The letter proceeded to detail the dissenters’ deliberate decision to absent themselves from the meeting of the Assembly to prevent a quorum as well as the manner in which they had been forcibly made to attend, asserting they had been “seized by a number of citizens,” their lodgings “violently broken open, their clothes torn, and after much abuse, forcibly dragged through the streets of Philadelphia to the State House and there detained by force.” 

The letter concluded with the admonition for Pennsylvanians to “think for themselves” and to consider the consequences of the their decisions: the expenses of a new national government; the likely annihilation of State governments; imposition of more taxes; threats to freedom of the press and jury trials in civil cases; and much more. 

On October 8, the Pennsylvania Packet published a response, authored by six members of the Assembly, including two who had also represented Pennsylvania at the Constitutional Convention, Thomas Fitzsimons and George Clymer. They replied to the two points on which they asserted the previous letter from the dissenters had rested: “the irregularity” of the process and “the unfitness of the deputies” appointed to the Convention – that is, all being from Philadelphia and none representing the “landed interests of the state”
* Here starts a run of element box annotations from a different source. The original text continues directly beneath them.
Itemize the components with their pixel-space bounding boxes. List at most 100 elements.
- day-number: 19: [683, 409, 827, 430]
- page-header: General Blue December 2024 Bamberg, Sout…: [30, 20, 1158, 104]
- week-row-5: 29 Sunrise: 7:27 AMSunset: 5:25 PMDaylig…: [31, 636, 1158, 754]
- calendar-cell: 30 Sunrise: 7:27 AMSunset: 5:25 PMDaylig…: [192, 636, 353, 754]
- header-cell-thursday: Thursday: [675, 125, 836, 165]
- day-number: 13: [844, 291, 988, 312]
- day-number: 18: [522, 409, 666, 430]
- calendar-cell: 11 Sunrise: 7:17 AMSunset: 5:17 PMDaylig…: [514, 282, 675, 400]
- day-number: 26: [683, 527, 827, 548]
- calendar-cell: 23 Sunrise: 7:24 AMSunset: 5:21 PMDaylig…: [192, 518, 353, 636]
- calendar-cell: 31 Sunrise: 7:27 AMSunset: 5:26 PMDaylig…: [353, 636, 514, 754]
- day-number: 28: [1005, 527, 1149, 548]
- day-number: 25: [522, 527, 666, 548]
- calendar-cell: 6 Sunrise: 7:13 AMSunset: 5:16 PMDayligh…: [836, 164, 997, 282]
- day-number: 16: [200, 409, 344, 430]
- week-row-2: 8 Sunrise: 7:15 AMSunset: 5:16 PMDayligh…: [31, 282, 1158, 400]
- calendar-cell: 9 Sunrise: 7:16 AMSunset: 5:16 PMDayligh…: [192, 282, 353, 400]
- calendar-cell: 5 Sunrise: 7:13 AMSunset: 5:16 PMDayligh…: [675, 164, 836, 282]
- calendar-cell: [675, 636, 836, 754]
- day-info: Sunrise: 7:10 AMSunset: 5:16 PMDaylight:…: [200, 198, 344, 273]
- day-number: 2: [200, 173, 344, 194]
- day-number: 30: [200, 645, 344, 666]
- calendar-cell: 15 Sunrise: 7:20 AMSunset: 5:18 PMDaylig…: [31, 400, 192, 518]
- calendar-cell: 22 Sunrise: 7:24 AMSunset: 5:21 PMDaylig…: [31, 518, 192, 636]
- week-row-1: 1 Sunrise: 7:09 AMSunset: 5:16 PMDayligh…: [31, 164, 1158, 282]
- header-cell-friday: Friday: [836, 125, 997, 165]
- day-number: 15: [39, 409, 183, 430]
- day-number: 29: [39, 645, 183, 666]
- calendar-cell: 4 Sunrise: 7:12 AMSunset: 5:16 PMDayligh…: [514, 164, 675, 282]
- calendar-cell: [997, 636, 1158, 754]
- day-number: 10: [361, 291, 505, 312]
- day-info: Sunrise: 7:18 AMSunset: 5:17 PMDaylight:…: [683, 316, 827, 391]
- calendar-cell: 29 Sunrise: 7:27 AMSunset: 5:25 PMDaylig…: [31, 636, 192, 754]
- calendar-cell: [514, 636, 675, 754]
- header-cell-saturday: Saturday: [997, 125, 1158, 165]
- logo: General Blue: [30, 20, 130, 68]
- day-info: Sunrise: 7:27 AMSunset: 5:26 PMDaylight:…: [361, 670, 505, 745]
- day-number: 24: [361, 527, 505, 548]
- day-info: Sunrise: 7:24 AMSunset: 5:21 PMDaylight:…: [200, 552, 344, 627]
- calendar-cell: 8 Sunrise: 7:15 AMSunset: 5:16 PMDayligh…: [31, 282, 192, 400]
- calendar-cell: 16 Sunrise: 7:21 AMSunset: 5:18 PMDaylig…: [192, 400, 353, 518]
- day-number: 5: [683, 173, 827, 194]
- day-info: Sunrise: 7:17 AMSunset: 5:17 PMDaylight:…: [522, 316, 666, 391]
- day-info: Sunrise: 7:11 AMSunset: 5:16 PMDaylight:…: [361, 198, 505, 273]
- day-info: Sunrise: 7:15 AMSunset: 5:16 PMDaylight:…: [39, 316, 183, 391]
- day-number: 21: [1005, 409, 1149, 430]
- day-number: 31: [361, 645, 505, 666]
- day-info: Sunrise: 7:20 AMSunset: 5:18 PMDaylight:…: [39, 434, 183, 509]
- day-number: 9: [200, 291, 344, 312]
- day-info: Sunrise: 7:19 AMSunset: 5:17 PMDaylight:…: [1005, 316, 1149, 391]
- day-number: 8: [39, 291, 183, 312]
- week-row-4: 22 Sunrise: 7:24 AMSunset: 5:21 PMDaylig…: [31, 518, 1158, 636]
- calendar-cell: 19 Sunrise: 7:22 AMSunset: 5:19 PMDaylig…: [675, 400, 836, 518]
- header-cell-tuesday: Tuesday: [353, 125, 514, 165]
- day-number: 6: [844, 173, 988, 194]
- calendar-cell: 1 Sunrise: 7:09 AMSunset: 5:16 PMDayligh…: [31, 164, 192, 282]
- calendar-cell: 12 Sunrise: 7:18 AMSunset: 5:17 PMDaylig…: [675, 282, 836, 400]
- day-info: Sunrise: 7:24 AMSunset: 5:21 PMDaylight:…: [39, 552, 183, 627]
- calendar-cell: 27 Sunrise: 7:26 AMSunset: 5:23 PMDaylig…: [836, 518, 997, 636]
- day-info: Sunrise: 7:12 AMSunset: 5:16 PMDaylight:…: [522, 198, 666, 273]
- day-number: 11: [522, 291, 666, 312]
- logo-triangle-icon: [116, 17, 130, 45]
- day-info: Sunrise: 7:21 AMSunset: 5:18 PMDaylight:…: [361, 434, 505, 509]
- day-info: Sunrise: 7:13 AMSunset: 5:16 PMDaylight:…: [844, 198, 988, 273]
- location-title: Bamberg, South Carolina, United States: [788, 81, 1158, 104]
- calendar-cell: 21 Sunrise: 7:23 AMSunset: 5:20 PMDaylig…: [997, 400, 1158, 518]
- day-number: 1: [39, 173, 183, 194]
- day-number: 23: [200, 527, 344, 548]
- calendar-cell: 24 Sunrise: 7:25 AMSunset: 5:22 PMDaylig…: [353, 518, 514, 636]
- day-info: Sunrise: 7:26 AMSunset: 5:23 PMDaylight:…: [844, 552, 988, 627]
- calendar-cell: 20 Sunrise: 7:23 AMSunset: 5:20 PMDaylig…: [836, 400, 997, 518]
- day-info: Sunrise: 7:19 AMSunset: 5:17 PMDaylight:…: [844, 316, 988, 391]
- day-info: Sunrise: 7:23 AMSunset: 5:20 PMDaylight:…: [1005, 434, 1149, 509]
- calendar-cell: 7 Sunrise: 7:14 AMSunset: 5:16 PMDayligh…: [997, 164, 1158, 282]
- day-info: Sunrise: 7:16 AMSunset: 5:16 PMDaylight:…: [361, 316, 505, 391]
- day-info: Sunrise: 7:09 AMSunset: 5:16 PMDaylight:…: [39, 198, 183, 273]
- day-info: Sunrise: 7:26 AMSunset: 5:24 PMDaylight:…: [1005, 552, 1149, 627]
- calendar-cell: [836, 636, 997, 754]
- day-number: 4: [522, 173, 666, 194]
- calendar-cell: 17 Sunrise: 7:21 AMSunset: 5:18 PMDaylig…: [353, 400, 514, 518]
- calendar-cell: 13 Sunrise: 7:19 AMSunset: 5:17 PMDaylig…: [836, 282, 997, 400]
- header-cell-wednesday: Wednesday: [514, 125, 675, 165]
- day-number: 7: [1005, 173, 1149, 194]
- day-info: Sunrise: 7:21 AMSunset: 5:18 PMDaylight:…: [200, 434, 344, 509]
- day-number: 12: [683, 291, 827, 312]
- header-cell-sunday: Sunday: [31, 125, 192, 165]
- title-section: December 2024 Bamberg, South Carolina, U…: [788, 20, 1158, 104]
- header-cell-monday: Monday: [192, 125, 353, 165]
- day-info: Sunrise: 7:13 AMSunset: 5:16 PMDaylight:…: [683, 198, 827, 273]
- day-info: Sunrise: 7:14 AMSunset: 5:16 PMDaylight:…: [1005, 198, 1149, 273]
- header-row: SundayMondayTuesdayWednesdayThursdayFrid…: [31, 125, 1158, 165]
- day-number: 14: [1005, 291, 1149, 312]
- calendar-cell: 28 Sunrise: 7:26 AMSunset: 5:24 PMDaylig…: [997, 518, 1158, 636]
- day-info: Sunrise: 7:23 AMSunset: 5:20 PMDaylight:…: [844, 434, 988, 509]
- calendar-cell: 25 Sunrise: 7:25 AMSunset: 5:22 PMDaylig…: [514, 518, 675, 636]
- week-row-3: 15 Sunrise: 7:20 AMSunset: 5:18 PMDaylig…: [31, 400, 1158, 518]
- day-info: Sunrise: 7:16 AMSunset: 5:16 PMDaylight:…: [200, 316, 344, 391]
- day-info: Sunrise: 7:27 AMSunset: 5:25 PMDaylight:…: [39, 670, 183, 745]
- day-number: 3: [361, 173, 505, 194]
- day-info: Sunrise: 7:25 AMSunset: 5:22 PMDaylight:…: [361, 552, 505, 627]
Providing a brief chronology of events, the article noted the Assembly had actually passed a resolution calling for a convention (December 1786) two months before Congress passed its resolution calling for a convention (February 28). Two of the most vociferous dissenters had been participants. Later, the only action the Assembly took was to select delegates. It had acted before and “independently of Congress” and was not bound by Congress. 

The letter then provided the number of votes received by each of the twelve persons nominated as delegates, indicating that “it appears from the votes to have been a general agreement” for most of them. There was only one nominee from the “landed interests”, and he received only two votes. In fact, several of the current dissenters said at the time that “the choice should be confined to the city of Philadelphia and its neighborhood as it would not be convenient for persons living at a distance to attend a convention.” In fact, William Findley, the one who received two votes, had actually stated that “a seat there would not suit him, which, perhaps, may account for the fewness of his votes.” 
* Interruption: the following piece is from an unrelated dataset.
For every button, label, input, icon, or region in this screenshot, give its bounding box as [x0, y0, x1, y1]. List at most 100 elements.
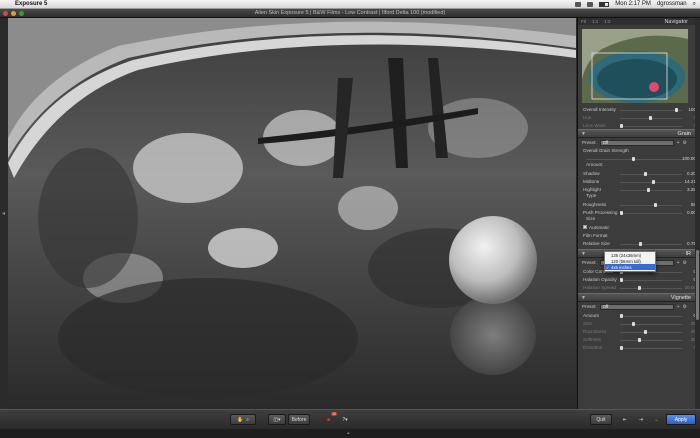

Finally, the letter disputed the allegations of mistreatment of the dissenters. True, they were brought to the Assembly hall, but “suffered no such treatment” as they alleged. “On the contrary,” they continued, “the House showed a wonderful good temper on so provoking an occasion” and “as much as lay in their feeble means, attempting to dissolve the government  under which they live.”

The battle over the Constitution was joined. Pennsylvanians were deeply divided, and the new federal Constitution would be a major battlefield between advocates for an energetic national government and defenders of state supremacy. Two years ago, the Republicans (soon to be called Federalists) held less than a third of the seats in the Assembly. By 1787, they were, and remain, the majority party in the Assembly, but the October elections could go either way. In the end, when the votes were counted, the Federalists actually increased their strength, preparing the way for November 6, when the people will elect delegates to a state convention called expressly to consider ratification of the Constitution.